Lá pelas 2 horas, o pessoal do Exército que estava em serviço recebeu o lanche. O fast-food militar era sanduíche com refri e produzido no rancho do quartel do 3º/1º RCM. Chegou pelo iFood interno (não era vermelho, era verde-oliva!) com entrega em Jeep Willys. Tarso não se fez de rogado, aceitou um sanduba e lanchou com os militares. E o bate-papo rolou naquela madrugada de fevereiro.

Gentilezas de parte a parte, o jornalista e os oficiais do serviço interno de inteligência do Exército conversaram bastante. Inclusive sobre o Exército Brasileiro!

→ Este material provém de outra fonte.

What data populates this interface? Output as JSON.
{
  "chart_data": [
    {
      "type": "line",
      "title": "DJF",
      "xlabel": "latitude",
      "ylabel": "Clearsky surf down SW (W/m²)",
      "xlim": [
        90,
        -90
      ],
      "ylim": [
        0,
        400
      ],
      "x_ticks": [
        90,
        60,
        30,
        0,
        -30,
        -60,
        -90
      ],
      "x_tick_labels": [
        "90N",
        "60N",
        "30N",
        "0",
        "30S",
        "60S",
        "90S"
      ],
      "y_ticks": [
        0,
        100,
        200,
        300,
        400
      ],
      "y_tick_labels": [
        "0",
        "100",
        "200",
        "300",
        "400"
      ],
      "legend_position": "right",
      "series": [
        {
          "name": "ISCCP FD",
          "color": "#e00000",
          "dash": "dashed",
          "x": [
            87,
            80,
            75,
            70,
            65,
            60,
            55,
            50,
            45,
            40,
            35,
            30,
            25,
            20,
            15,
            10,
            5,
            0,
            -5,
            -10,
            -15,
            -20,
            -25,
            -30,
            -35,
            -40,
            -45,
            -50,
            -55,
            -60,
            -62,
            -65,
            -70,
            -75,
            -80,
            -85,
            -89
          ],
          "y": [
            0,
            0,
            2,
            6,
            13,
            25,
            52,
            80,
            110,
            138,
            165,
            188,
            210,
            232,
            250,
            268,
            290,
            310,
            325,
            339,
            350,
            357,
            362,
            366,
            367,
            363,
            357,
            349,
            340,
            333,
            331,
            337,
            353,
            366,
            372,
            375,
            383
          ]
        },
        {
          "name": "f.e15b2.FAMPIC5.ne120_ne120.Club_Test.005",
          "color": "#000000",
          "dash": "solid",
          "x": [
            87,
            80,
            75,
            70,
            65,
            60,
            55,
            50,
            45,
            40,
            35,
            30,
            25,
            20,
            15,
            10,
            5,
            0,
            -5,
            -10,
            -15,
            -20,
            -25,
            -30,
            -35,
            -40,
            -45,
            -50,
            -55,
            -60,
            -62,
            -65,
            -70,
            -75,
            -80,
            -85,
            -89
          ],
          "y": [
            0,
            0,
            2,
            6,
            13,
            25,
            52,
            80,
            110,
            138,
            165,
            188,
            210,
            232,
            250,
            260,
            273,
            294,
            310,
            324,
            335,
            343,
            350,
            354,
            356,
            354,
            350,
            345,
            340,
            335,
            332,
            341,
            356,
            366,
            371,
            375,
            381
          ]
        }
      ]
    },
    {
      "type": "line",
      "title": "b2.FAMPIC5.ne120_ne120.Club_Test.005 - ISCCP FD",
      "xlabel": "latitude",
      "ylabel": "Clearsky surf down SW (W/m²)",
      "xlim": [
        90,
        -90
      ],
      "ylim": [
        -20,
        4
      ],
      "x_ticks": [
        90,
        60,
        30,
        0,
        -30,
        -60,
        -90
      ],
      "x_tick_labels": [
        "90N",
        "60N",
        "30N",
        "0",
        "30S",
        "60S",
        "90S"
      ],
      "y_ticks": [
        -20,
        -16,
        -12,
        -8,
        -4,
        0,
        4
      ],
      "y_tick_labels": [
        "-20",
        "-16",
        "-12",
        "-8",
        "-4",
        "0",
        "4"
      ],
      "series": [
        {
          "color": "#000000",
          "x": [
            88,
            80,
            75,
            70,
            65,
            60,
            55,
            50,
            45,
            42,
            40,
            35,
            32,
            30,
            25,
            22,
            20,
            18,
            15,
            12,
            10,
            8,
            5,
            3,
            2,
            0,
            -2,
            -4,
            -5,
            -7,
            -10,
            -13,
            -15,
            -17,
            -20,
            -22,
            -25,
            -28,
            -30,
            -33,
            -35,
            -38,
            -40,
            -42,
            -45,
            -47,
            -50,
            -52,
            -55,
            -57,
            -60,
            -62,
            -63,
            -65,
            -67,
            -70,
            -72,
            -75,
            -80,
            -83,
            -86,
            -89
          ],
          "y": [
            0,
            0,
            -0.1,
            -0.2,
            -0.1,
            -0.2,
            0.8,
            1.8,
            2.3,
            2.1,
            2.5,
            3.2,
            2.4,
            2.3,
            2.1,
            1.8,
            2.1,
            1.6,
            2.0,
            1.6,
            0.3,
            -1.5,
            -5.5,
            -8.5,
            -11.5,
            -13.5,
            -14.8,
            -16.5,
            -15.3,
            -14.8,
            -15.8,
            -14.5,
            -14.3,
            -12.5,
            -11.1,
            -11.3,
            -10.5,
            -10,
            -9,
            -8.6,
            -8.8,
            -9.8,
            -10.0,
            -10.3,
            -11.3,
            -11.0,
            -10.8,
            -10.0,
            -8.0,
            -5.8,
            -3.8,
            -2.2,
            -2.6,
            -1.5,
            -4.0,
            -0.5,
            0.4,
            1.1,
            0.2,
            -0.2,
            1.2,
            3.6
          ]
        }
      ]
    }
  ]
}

Diz a lenda, o diálogo foi até depois das 3 horas. Despedidas respeitosas e já pareciam velhos amigos. Então, depois de um dia atípico e excepcionalmente já bem alimentado, Tarso desceu meia quadra da General Netto para descansar no aconchego da casa dos pais.

O pacificador

Dia desses, em bate-papo com o amigo Paulinho Mendrujo, a partir da Chaminé da Brahma, colocamos em pauta o Chopp da Brahma. Conversa vai, conversa vem e falamos sobre um país dividido entre posições políticas extremas. O vaivém da prosa não se limitou aos antagonismos, praticamente intransponíveis. Voltamos ao cremoso Chopp da Brahma e concluímos que esse, sim, não causa divergências. A sua cremosidade agrada tanto a direita como a esquerda. Ora, eis a solução para unir uma pátria. Com um Chopp da Brahma na mão ninguém quer briga com ninguém. É o pacificador. Porém (não poderia faltar um), e se alguém pedir sem colarinho? Bah, aí começa outra discussão e pode acabar com a paz. E, neste caso, eu já estou do lado da turma do colarinho alto.

80 anos

Na semana passada, tive o privilégio de jantar no Bokinha e sorver alguns chopes (obviamente da Brahma) com os irmãos Carlinhos e Juliano Flores. Eles vinham de um evento no Instituto Histórico e, como sempre, carregados com muitas histórias. Os filhos do querido Gildo Flores, que está em Caxias do Sul, são como enciclopédias da radiodifusão no Rio Grande do Sul. Gildo, que comandou a Rádio Passo Fundo, depois gerenciou a Rádio Caxias. Carlinhos e Juliano não perdem datas e, assim, lembraram que em 1946 a radiodifusão chegou ao Norte do estado com a inauguração da Rádio Passo Fundo. Isso significa que no próximo ano vamos comemorar os 80 anos da radiodifusão na região. Forte abraço ao Gildo, Juliano e Carlinhos, fieis leitores de O Nacional.

Marau contra-ataca

Hoje, o prédio mais alto do Rio Grande do Sul está em Passo Fundo. É o Chardonnay (da UNA) com 40 andares e 140 metros de altura. Porém, a turma de Marau quer dar o troco. A Construtora e Incorporadora Romani, que está com um projeto em fase final de elaboração, deve lançar um empreendimento ainda mais alto. De acordo com as primeiras informações, o prédio terá mais de 49 andares. Isso significa mais de 170 metros de altura. Vai fazer sombra, no mínimo, até Sede Independência. O espigão de Marau deve ter lançamento no início de 2026.

Pastelaria

A pastelaria aqui embaixo já virou atração turística. Mas continua fedendo.

Centenário

Enquanto O Nacional atinge cem anos e 174 dias, há quem ainda persista carente de dignidade.